Addition by subtraction last week for U.S. Sen. Gordon Smith (R-Ore.). U.S. Rep. Peter DeFazio's announcement that he won't run in the 2008 Senate Democratic primary means Smith dodges an Oregon Democrat with proven appeal outside Portland. Now all Smith has to explain are his shifting views on Iraq.

After sneaking a salmon from a touchy fisherman's line last week, the world's toughest sea lion took two bullets to the head—and swam away from his Sauvie Island hangout.
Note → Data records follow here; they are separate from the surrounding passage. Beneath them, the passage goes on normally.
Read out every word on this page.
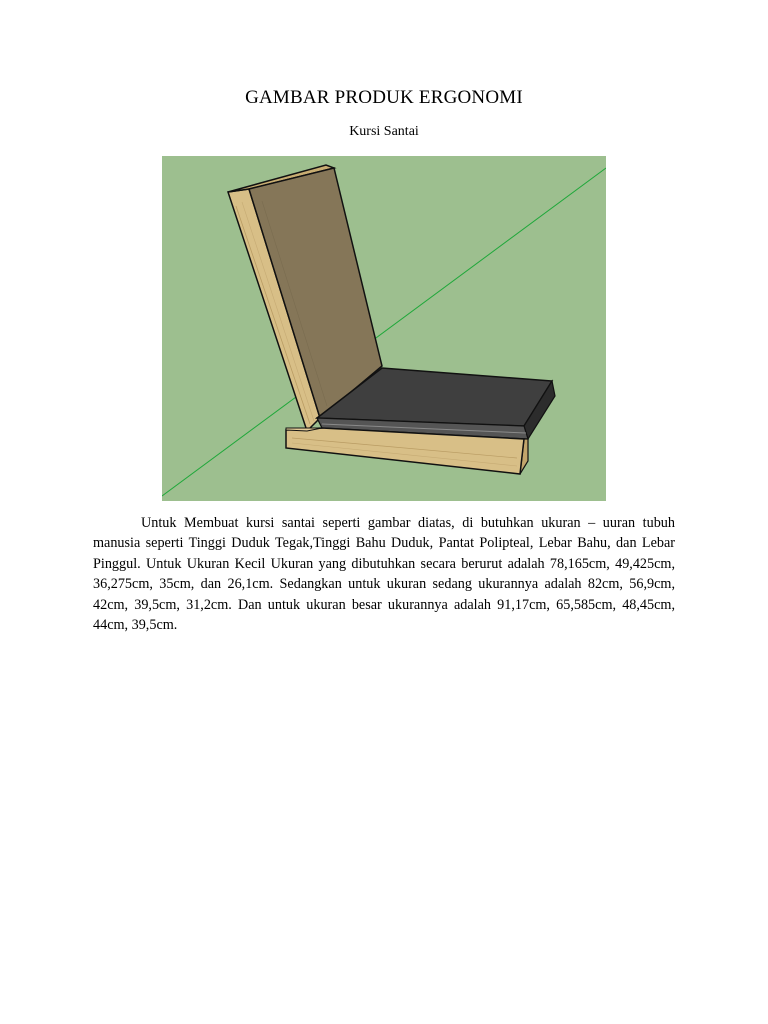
GAMBAR PRODUK ERGONOMI

Kursi Santai

Untuk Membuat kursi santai seperti gambar diatas, di butuhkan ukuran – uuran tubuh manusia seperti Tinggi Duduk Tegak,Tinggi Bahu Duduk, Pantat Polipteal, Lebar Bahu, dan Lebar Pinggul. Untuk Ukuran Kecil Ukuran yang dibutuhkan secara berurut adalah 78,165cm, 49,425cm, 36,275cm, 35cm, dan 26,1cm. Sedangkan untuk ukuran sedang ukurannya adalah 82cm, 56,9cm, 42cm, 39,5cm, 31,2cm. Dan untuk ukuran besar ukurannya adalah 91,17cm, 65,585cm, 48,45cm, 44cm, 39,5cm.
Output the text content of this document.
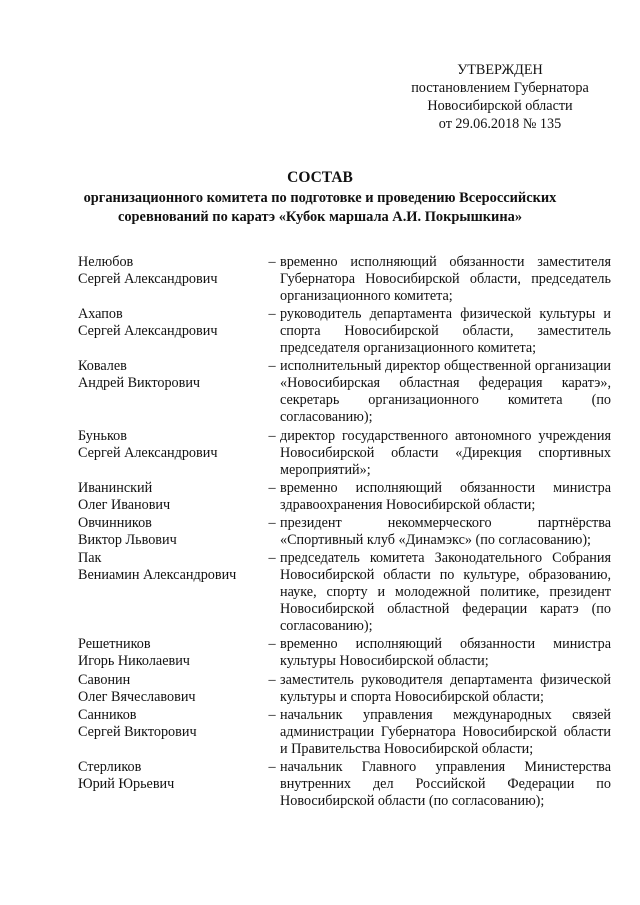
УТВЕРЖДЕН
постановлением Губернатора
Новосибирской области
от 29.06.2018 № 135
СОСТАВ
организационного комитета по подготовке и проведению Всероссийских
соревнований по каратэ «Кубок маршала А.И. Покрышкина»
Нелюбов
Сергей Александрович
– временно исполняющий обязанности заместителя Губернатора Новосибирской области, председатель организационного комитета;
Ахапов
Сергей Александрович
– руководитель департамента физической культуры и спорта Новосибирской области, заместитель председателя организационного комитета;
Ковалев
Андрей Викторович
– исполнительный директор общественной организации «Новосибирская областная федерация каратэ», секретарь организационного комитета (по согласованию);
Буньков
Сергей Александрович
– директор государственного автономного учреждения Новосибирской области «Дирекция спортивных мероприятий»;
Иванинский
Олег Иванович
– временно исполняющий обязанности министра здравоохранения Новосибирской области;
Овчинников
Виктор Львович
– президент некоммерческого партнёрства «Спортивный клуб «Динамэкс» (по согласованию);
Пак
Вениамин Александрович
– председатель комитета Законодательного Собрания Новосибирской области по культуре, образованию, науке, спорту и молодежной политике, президент Новосибирской областной федерации каратэ (по согласованию);
Решетников
Игорь Николаевич
– временно исполняющий обязанности министра культуры Новосибирской области;
Савонин
Олег Вячеславович
– заместитель руководителя департамента физической культуры и спорта Новосибирской области;
Санников
Сергей Викторович
– начальник управления международных связей администрации Губернатора Новосибирской области и Правительства Новосибирской области;
Стерликов
Юрий Юрьевич
– начальник Главного управления Министерства внутренних дел Российской Федерации по Новосибирской области (по согласованию);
State and federal wildlife agencies have asked for civilian help finding the wounded animal—so he can begin work on his rap album.

Charter-school activist Rob Kremer and other opponents of meaningless educational fads celebrated an overwhelming House vote to kill the certificates of initial and advanced mastery, a.k.a. CIM/CAM. See, you'd never heard either about those emblems of Oregon's failed education-reform effort.

Oregon pedestrians may soon tell cars to "talk to the hand" at intersections. A bill passing the state Senate last week would mandate that motorists stop for anyone who raises an arm in a crosswalk. Eyebrow-raisers would still be run down on sight.


Lincoln High kids are snorting away the west side's squeaky-clean reputation. On April 21, The Oregonian reported on Lincoln football star Kraig Crow's fatal cocaine overdose last year, aided by two of his drug-dealing schoolmates. That followed coverage in February of three Lincoln students who were robbed while selling a half-pound of pot. Perhaps a new class—Recreational Drug Use 101?

From vandalizing executives' SUVs to alleged poop-flinging on Schumacher Furs property, the stunts of publicity-crazed animal-rights groups like Animal Liberation Front are quickly coming back to haunt them. Schumacher Furs filed a federal suit against the group last week. And don't forget that FBI terrorist label....

The terrorists have already won! According to The Oregonian, publicly funded TriMet is hiding ridership data from transit watchers based on a flimsy national security excuse. The stats, argues TriMet, could help terrorists pick crowded transit targets. London, Madrid—see the pattern? We're clearly next.